Памятное лето Сережки Зотова - Владимир Пистоленко
Шрифт:
Интервал:
Закладка:
Позади осталась, уже половина круга. Сергеем все больше овладевало желание выкосить, во что бы то ни стало выкосить не меньше двадцати гектаров, словно в звене ничего и не случилось.
Лобогрейка завернула на второй круг.
Обычно на этом месте Сергей начинал подумывать о том, что осталось уже меньше круга и что скоро его сменит Павел Иванович, что можно будет, наконец, лечь в траву, расправить руки и ноги и целый час лежать не двигаясь. Сейчас нечего было даже думать о смене.
Как никогда, желанными стали казаться Сергею повороты на углах делянки, когда Таня чуть придерживала лошадей.
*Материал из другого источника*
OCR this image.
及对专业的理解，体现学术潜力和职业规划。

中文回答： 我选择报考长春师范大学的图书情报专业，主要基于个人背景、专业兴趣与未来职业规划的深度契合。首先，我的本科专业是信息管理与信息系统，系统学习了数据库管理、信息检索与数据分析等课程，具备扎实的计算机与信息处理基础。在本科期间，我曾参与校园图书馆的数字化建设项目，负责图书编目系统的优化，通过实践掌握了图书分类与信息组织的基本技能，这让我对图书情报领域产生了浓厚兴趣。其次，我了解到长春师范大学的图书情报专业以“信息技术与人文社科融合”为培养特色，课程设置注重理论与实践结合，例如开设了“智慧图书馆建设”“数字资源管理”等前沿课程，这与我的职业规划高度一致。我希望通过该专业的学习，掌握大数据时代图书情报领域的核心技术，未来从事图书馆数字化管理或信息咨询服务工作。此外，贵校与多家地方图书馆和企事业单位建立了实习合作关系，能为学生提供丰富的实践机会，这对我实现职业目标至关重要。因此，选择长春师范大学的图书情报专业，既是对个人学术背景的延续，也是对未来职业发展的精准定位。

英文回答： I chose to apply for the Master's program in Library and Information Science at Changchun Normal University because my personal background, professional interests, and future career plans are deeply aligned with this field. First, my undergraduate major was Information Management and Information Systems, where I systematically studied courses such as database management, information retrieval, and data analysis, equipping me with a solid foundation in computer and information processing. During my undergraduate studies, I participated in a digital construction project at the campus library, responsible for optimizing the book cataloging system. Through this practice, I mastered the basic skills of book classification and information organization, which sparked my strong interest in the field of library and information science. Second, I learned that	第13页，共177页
В это время коса почти прекращала свою работу и Сергей мог на несколько мгновений оставить навильник и дать мускулам недолгий отдых.
К концу второго круга Сергеем овладело странное состояние: усталости он не чувствовал и находился словно в полусне. Лошади, Таня, крылья лобогрейки — все это отодвинулось куда-то далеко-далеко. Казалось, что рокот машины стал тише и доносится откуда-то издали.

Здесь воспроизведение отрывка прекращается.